Using the basic economic concepts of supply and demand, we can visualize the beef industry simply. First, consumers, through their purchases at retail outlets, provide information about their willingness to pay (demand) for boxed beef products. Using this consumer price information and the amount of boxed beef in inventory (supply), a market price can be obtained for boxed beef. Next, the boxed beef price is used by packers to determine what they can afford to pay for live cattle. Once the price of live cattle and the cost to feed cattle to slaughter weight are known, a price that feedyards can afford to pay for feeder cattle is obtained. Once the feeder cattle price is given in the market, the price of calves is then determined using the price of feeder cattle and information about the additional costs necessary to get them to feeder cattle weight.

In an efficient market, where buyers and sellers have no influence over the prices they pay, there is zero economic profit in the long run because the market tends to bid out the profit. However, if the market is not believed to be efficient (i.e., buyers or sellers do have influence over the price they pay or charge), then economic profit above cost of production may exist. An example could be niche markets where sellers are providing the market value-added products instead of commodity products.

Note that unexpected shocks can and do occur that will have a ripple effect in the market (e.g., an increase in corn prices). Such shocks can, for instance, change the cost of getting feeder cattle to a desired slaughter weight. In the case of higher corn prices, the prices of boxed beef and fed cattle are not likely to change because their cost structure has not changed and the demand for the product has not changed. However, the increase in the cost of gain for feeder steers in the feedyard will naturally have the effect of decreasing the price feedyard managers are willing to pay for feeder cattle. In turn, this will likely suppress the price paid for calves. So, as a result of an increase in commodity corn prices, the cow-calf producer is likely to suffer in two ways: he will receive lower prices for his calves; and he will incur an increased cost for supplemental feed on the farm.

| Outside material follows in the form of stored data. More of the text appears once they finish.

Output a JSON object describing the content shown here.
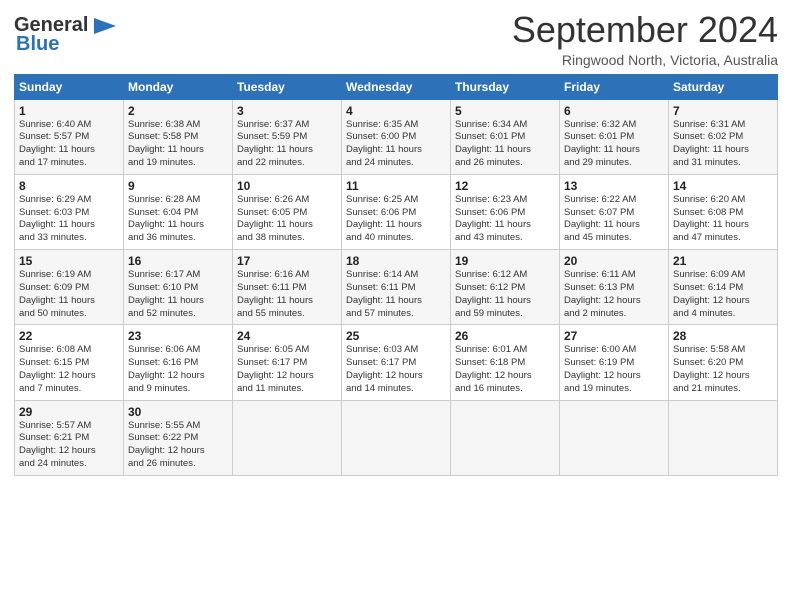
{
  "header": {
    "logo_line1": "General",
    "logo_line2": "Blue",
    "month_title": "September 2024",
    "location": "Ringwood North, Victoria, Australia"
  },
  "weekdays": [
    "Sunday",
    "Monday",
    "Tuesday",
    "Wednesday",
    "Thursday",
    "Friday",
    "Saturday"
  ],
  "weeks": [
    [
      {
        "day": "1",
        "info": "Sunrise: 6:40 AM\nSunset: 5:57 PM\nDaylight: 11 hours\nand 17 minutes."
      },
      {
        "day": "2",
        "info": "Sunrise: 6:38 AM\nSunset: 5:58 PM\nDaylight: 11 hours\nand 19 minutes."
      },
      {
        "day": "3",
        "info": "Sunrise: 6:37 AM\nSunset: 5:59 PM\nDaylight: 11 hours\nand 22 minutes."
      },
      {
        "day": "4",
        "info": "Sunrise: 6:35 AM\nSunset: 6:00 PM\nDaylight: 11 hours\nand 24 minutes."
      },
      {
        "day": "5",
        "info": "Sunrise: 6:34 AM\nSunset: 6:01 PM\nDaylight: 11 hours\nand 26 minutes."
      },
      {
        "day": "6",
        "info": "Sunrise: 6:32 AM\nSunset: 6:01 PM\nDaylight: 11 hours\nand 29 minutes."
      },
      {
        "day": "7",
        "info": "Sunrise: 6:31 AM\nSunset: 6:02 PM\nDaylight: 11 hours\nand 31 minutes."
      }
    ],
    [
      {
        "day": "8",
        "info": "Sunrise: 6:29 AM\nSunset: 6:03 PM\nDaylight: 11 hours\nand 33 minutes."
      },
      {
        "day": "9",
        "info": "Sunrise: 6:28 AM\nSunset: 6:04 PM\nDaylight: 11 hours\nand 36 minutes."
      },
      {
        "day": "10",
        "info": "Sunrise: 6:26 AM\nSunset: 6:05 PM\nDaylight: 11 hours\nand 38 minutes."
      },
      {
        "day": "11",
        "info": "Sunrise: 6:25 AM\nSunset: 6:06 PM\nDaylight: 11 hours\nand 40 minutes."
      },
      {
        "day": "12",
        "info": "Sunrise: 6:23 AM\nSunset: 6:06 PM\nDaylight: 11 hours\nand 43 minutes."
      },
      {
        "day": "13",
        "info": "Sunrise: 6:22 AM\nSunset: 6:07 PM\nDaylight: 11 hours\nand 45 minutes."
      },
      {
        "day": "14",
        "info": "Sunrise: 6:20 AM\nSunset: 6:08 PM\nDaylight: 11 hours\nand 47 minutes."
      }
    ],
    [
      {
        "day": "15",
        "info": "Sunrise: 6:19 AM\nSunset: 6:09 PM\nDaylight: 11 hours\nand 50 minutes."
      },
      {
        "day": "16",
        "info": "Sunrise: 6:17 AM\nSunset: 6:10 PM\nDaylight: 11 hours\nand 52 minutes."
      },
      {
        "day": "17",
        "info": "Sunrise: 6:16 AM\nSunset: 6:11 PM\nDaylight: 11 hours\nand 55 minutes."
      },
      {
        "day": "18",
        "info": "Sunrise: 6:14 AM\nSunset: 6:11 PM\nDaylight: 11 hours\nand 57 minutes."
      },
      {
        "day": "19",
        "info": "Sunrise: 6:12 AM\nSunset: 6:12 PM\nDaylight: 11 hours\nand 59 minutes."
      },
      {
        "day": "20",
        "info": "Sunrise: 6:11 AM\nSunset: 6:13 PM\nDaylight: 12 hours\nand 2 minutes."
      },
      {
        "day": "21",
        "info": "Sunrise: 6:09 AM\nSunset: 6:14 PM\nDaylight: 12 hours\nand 4 minutes."
      }
    ],
    [
      {
        "day": "22",
        "info": "Sunrise: 6:08 AM\nSunset: 6:15 PM\nDaylight: 12 hours\nand 7 minutes."
      },
      {
        "day": "23",
        "info": "Sunrise: 6:06 AM\nSunset: 6:16 PM\nDaylight: 12 hours\nand 9 minutes."
      },
      {
        "day": "24",
        "info": "Sunrise: 6:05 AM\nSunset: 6:17 PM\nDaylight: 12 hours\nand 11 minutes."
      },
      {
        "day": "25",
        "info": "Sunrise: 6:03 AM\nSunset: 6:17 PM\nDaylight: 12 hours\nand 14 minutes."
      },
      {
        "day": "26",
        "info": "Sunrise: 6:01 AM\nSunset: 6:18 PM\nDaylight: 12 hours\nand 16 minutes."
      },
      {
        "day": "27",
        "info": "Sunrise: 6:00 AM\nSunset: 6:19 PM\nDaylight: 12 hours\nand 19 minutes."
      },
      {
        "day": "28",
        "info": "Sunrise: 5:58 AM\nSunset: 6:20 PM\nDaylight: 12 hours\nand 21 minutes."
      }
    ],
    [
      {
        "day": "29",
        "info": "Sunrise: 5:57 AM\nSunset: 6:21 PM\nDaylight: 12 hours\nand 24 minutes."
      },
      {
        "day": "30",
        "info": "Sunrise: 5:55 AM\nSunset: 6:22 PM\nDaylight: 12 hours\nand 26 minutes."
      },
      {
        "day": "",
        "info": ""
      },
      {
        "day": "",
        "info": ""
      },
      {
        "day": "",
        "info": ""
      },
      {
        "day": "",
        "info": ""
      },
      {
        "day": "",
        "info": ""
      }
    ]
  ]
}
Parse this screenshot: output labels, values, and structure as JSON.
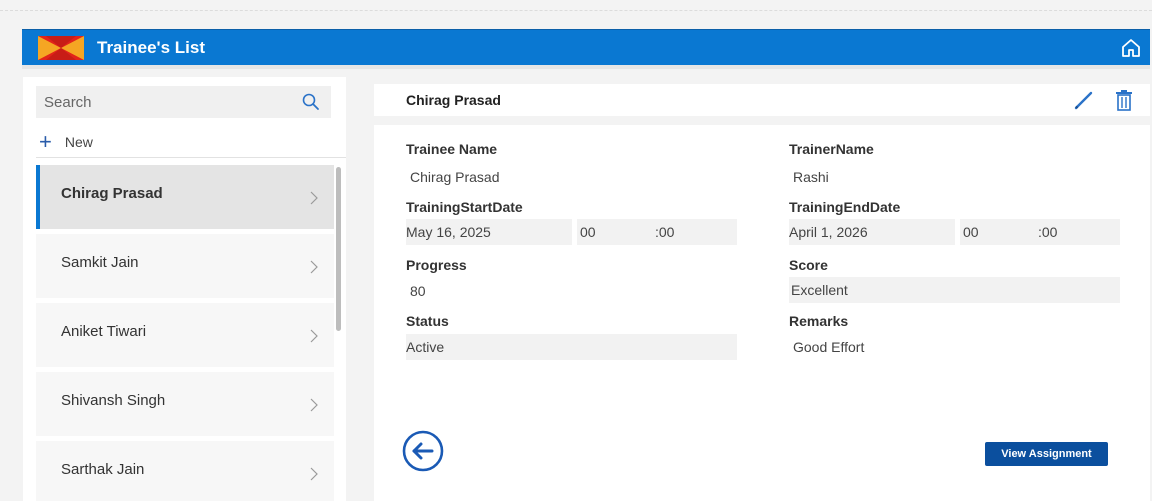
{
  "header": {
    "title": "Trainee's List",
    "brand_colors": [
      "#e2231a",
      "#f5a623"
    ],
    "accent": "#0a78d2"
  },
  "sidebar": {
    "search": {
      "placeholder": "Search"
    },
    "new_label": "New",
    "items": [
      {
        "label": "Chirag Prasad",
        "selected": true
      },
      {
        "label": "Samkit Jain"
      },
      {
        "label": "Aniket Tiwari"
      },
      {
        "label": "Shivansh Singh"
      },
      {
        "label": "Sarthak Jain"
      }
    ]
  },
  "detail": {
    "title": "Chirag Prasad",
    "fields": {
      "trainee_name": {
        "label": "Trainee Name",
        "value": "Chirag Prasad"
      },
      "trainer_name": {
        "label": "TrainerName",
        "value": "Rashi"
      },
      "start_date": {
        "label": "TrainingStartDate",
        "date": "May 16, 2025",
        "hour": "00",
        "minute": ":00"
      },
      "end_date": {
        "label": "TrainingEndDate",
        "date": "April 1, 2026",
        "hour": "00",
        "minute": ":00"
      },
      "progress": {
        "label": "Progress",
        "value": "80"
      },
      "score": {
        "label": "Score",
        "value": "Excellent"
      },
      "status": {
        "label": "Status",
        "value": "Active"
      },
      "remarks": {
        "label": "Remarks",
        "value": "Good Effort"
      }
    },
    "view_assignment_label": "View Assignment"
  },
  "icons": {
    "home": "home-icon",
    "search": "search-icon",
    "edit": "pencil-icon",
    "delete": "trash-icon",
    "back": "back-arrow-icon",
    "chevron": "chevron-right-icon"
  }
}
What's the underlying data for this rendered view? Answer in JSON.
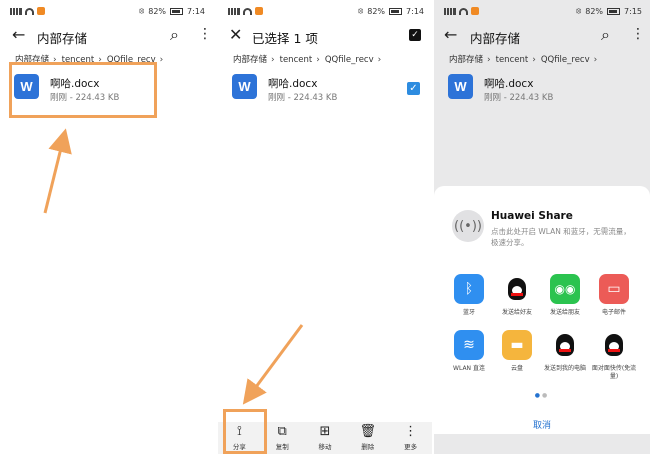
{
  "status": {
    "battery": "82%",
    "time1": "7:14",
    "time2": "7:14",
    "time3": "7:15"
  },
  "screen1": {
    "title": "内部存储",
    "breadcrumbs": [
      "内部存储",
      "tencent",
      "QQfile_recv"
    ],
    "file": {
      "name": "啊哈.docx",
      "meta": "刚刚 - 224.43 KB",
      "icon_letter": "W"
    }
  },
  "screen2": {
    "title": "已选择 1 项",
    "breadcrumbs": [
      "内部存储",
      "tencent",
      "QQfile_recv"
    ],
    "file": {
      "name": "啊哈.docx",
      "meta": "刚刚 - 224.43 KB",
      "icon_letter": "W"
    },
    "bottom_actions": [
      {
        "label": "分享",
        "icon": "share-icon"
      },
      {
        "label": "复制",
        "icon": "copy-icon"
      },
      {
        "label": "移动",
        "icon": "move-icon"
      },
      {
        "label": "删除",
        "icon": "delete-icon"
      },
      {
        "label": "更多",
        "icon": "more-icon"
      }
    ]
  },
  "screen3": {
    "title": "内部存储",
    "breadcrumbs": [
      "内部存储",
      "tencent",
      "QQfile_recv"
    ],
    "file": {
      "name": "啊哈.docx",
      "meta": "刚刚 - 224.43 KB",
      "icon_letter": "W"
    },
    "share_sheet": {
      "huawei_title": "Huawei Share",
      "huawei_desc": "点击此处开启 WLAN 和蓝牙，无需流量，极速分享。",
      "apps": [
        {
          "label": "蓝牙",
          "icon": "bluetooth-icon",
          "color": "#2f8ff0"
        },
        {
          "label": "发送给好友",
          "icon": "qq-icon",
          "color": "#ffffff"
        },
        {
          "label": "发送给朋友",
          "icon": "wechat-icon",
          "color": "#2bc34f"
        },
        {
          "label": "电子邮件",
          "icon": "email-icon",
          "color": "#ec5b57"
        },
        {
          "label": "WLAN 直连",
          "icon": "wifi-direct-icon",
          "color": "#2f8ff0"
        },
        {
          "label": "云盘",
          "icon": "folder-icon",
          "color": "#f5b53d"
        },
        {
          "label": "发送到我的电脑",
          "icon": "qq-icon",
          "color": "#ffffff"
        },
        {
          "label": "面对面快传(免流量)",
          "icon": "qq-icon",
          "color": "#ffffff"
        }
      ],
      "cancel_label": "取消"
    }
  },
  "colors": {
    "highlight": "#f0a25a",
    "accent": "#2d73d8",
    "checkbox": "#2d8ce0"
  }
}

One thing that will change is that heavier cattle will likely continue to be discounted by the packer during these times, implying that a stocker operator will likely have opportunity to benefit from taking cattle to heavier weights than they would normally, assuming they have a reasonable cost of gain and providing they have the resources to do so. This is because the value of gain does not decline as fast in stocker operations, and an incentive will exist for the feedyard manager to put less weight on the cattle if it is going to cost more. All this implies that the margins for stocker operator will be available; however, it is recommended that stocker operators reduce their risk of a major market adjustment by using risk management tools such as futures, options and forward contracts.